One incident that stood out to me happened in the lobby of one of our Health HUB sites. A participant became increasingly agitated and began loudly threatening staff members while visitors and other clients were present in the space. Several staff members attempted to calm the situation, but the participant continued pacing and yelling. The tension in the room was noticeable, and it was clear that the situation could escalate further. What ultimately shifted the interaction was the voice of one of our peer specialists. Instead of approaching the situation from a clinical or directive standpoint, the peer spoke calmly about understanding what it feels like to feel overwhelmed and unheard. The tone was more personal and less authoritative. The participant paused, focused on the peer, and gradually began responding directly to them rather than escalating toward the rest of the staff. Within a few minutes the intensity of the situation had noticeably decreased, and the conversation shifted toward what the participant needed in that moment. Experiences like this highlight something that is difficult to quantify but easy to observe in practice. When someone in crisis feels seen and understood, the emotional intensity of the moment can shift. Peer specialists often help create that shift because their presence signals that recovery is possible and that the person in crisis is not alone in their experience.

Another important part of crisis response is what happens after the immediate situation has stabilized. De-escalation is critical in the moment, but long-term recovery requires ongoing support. Without that support, many individuals end up cycling through repeated crises or hospitalizations.

To help address this gap, ICL has piloted a step-down program known as STEPS. The goal of this program is to support individuals transitioning from intensive services such as IMT to a more sustainable level of care. Recovery rarely happens in a straight line, and the period following a crisis can be especially vulnerable. Programs like STEPS provide continued support while individuals rebuild routines, strengthen coping strategies, and reconnect with community resources.

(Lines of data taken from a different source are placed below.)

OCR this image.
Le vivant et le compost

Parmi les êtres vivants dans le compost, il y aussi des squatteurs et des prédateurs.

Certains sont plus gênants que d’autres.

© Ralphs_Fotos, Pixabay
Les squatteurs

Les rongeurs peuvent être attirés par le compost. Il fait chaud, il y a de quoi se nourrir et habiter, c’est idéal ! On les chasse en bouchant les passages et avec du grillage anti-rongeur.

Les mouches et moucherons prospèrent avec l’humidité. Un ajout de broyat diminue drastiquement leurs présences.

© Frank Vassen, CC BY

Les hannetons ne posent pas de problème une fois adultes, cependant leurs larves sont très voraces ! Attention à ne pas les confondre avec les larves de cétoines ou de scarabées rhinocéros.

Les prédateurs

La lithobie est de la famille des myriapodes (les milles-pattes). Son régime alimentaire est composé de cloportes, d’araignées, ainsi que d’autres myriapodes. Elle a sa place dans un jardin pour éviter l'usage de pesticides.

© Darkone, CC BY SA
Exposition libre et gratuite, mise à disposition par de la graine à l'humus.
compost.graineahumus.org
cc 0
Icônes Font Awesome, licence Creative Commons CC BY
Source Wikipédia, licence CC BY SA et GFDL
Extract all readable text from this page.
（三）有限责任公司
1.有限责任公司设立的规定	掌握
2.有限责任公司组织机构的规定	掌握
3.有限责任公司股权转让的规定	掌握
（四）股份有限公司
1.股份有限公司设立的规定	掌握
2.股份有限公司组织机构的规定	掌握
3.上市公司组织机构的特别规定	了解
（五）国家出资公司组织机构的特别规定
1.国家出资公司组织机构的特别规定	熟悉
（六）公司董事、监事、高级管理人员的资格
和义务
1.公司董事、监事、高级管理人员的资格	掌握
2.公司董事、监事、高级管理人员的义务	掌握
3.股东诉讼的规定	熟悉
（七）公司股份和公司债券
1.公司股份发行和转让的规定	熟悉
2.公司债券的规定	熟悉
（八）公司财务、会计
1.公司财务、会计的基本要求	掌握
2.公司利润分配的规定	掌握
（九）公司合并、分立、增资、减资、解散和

Peer specialists are particularly effective during this transition period. After a crisis, many individuals feel discouraged or uncertain about their ability to maintain stability. Having someone who has personally navigated recovery can help normalize those feelings while also offering practical encouragement. Within programs like STEPS, peers often work with participants to develop wellness plans, recognize early warning signs of relapse, and explore goals that extend beyond simply avoiding another crisis.

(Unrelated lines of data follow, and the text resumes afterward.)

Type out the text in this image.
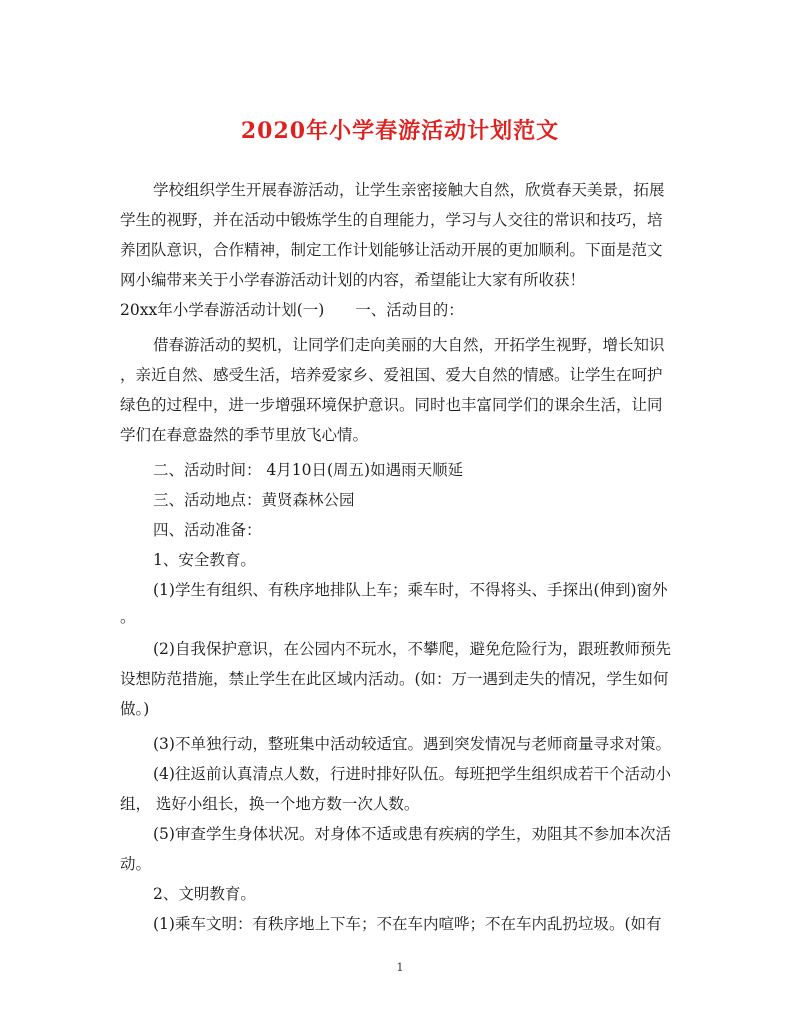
2020年小学春游活动计划范文
学校组织学生开展春游活动，让学生亲密接触大自然，欣赏春天美景，拓展
学生的视野，并在活动中锻炼学生的自理能力，学习与人交往的常识和技巧，培
养团队意识，合作精神，制定工作计划能够让活动开展的更加顺利。下面是范文
网小编带来关于小学春游活动计划的内容，希望能让大家有所收获！
20xx年小学春游活动计划(一)　　一、活动目的：
借春游活动的契机，让同学们走向美丽的大自然，开拓学生视野，增长知识
，亲近自然、感受生活，培养爱家乡、爱祖国、爱大自然的情感。让学生在呵护
绿色的过程中，进一步增强环境保护意识。同时也丰富同学们的课余生活，让同
学们在春意盎然的季节里放飞心情。
二、活动时间： 4月10日(周五)如遇雨天顺延
三、活动地点：黄贤森林公园
四、活动准备：
1、安全教育。
(1)学生有组织、有秩序地排队上车；乘车时，不得将头、手探出(伸到)窗外
。
(2)自我保护意识，在公园内不玩水，不攀爬，避免危险行为，跟班教师预先
设想防范措施，禁止学生在此区域内活动。(如：万一遇到走失的情况，学生如何
做。)
(3)不单独行动，整班集中活动较适宜。遇到突发情况与老师商量寻求对策。
(4)往返前认真清点人数，行进时排好队伍。每班把学生组织成若干个活动小
组， 选好小组长，换一个地方数一次人数。
(5)审查学生身体状况。对身体不适或患有疾病的学生，劝阻其不参加本次活
动。
2、文明教育。
(1)乘车文明：有秩序地上下车；不在车内喧哗；不在车内乱扔垃圾。(如有
1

From my perspective, integrating peer services across ACT teams, IMT teams, and step-down programs reflects an important shift in how behavioral health care approaches crisis intervention. Stabilization remains essential, but recovery involves more than managing symptoms. It also requires hope, trust, and meaningful connection. Peer specialists bring those elements into the work in a way that complements the clinical expertise of the rest of the team.

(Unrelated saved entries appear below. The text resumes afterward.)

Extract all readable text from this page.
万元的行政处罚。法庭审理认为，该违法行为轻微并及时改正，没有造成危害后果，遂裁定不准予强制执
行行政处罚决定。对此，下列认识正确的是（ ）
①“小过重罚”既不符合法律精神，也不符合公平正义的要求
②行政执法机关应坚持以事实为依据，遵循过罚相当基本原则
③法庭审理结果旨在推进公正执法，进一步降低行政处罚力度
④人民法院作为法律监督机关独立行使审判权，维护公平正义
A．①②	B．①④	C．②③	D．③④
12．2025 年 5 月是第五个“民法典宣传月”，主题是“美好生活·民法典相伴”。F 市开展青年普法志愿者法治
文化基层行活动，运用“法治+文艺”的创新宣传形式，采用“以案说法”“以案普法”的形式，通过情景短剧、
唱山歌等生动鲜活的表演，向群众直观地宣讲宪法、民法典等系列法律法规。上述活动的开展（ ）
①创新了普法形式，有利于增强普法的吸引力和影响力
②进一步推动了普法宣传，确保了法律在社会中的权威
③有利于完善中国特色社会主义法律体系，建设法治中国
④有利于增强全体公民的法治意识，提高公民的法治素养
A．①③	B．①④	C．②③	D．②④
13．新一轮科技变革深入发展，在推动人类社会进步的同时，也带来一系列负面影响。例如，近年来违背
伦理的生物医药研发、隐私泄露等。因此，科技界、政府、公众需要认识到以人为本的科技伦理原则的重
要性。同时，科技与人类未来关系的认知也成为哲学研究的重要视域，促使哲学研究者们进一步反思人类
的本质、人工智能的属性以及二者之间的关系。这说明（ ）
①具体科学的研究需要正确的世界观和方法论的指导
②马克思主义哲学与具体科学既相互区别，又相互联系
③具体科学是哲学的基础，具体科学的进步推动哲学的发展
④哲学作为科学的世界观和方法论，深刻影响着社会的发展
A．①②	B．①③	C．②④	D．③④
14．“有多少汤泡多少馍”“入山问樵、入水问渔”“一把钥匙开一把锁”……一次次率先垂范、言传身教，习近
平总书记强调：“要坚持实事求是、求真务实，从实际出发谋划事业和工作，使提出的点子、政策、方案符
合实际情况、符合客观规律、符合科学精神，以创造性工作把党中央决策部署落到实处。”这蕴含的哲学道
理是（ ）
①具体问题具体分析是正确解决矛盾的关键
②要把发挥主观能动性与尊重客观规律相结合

As community-based crisis services continue to expand in New York City, programs that combine professional training with lived experience will likely remain central to effective care. Time and time again, I have seen how the presence of a peer specialist can change the dynamic of a difficult situation. Programs like ACT, IMT, and STEPS demonstrate that combining clinical expertise with lived experience creates a more balanced and responsive system. By meeting individuals where they are (both geographically and emotionally) mobile crisis teams can move beyond short-term stabilization and support the larger goal of sustained recovery.

Laura Savino, LCSW-R, is Senior VP of Care Management at Institute for Community Living (ICL).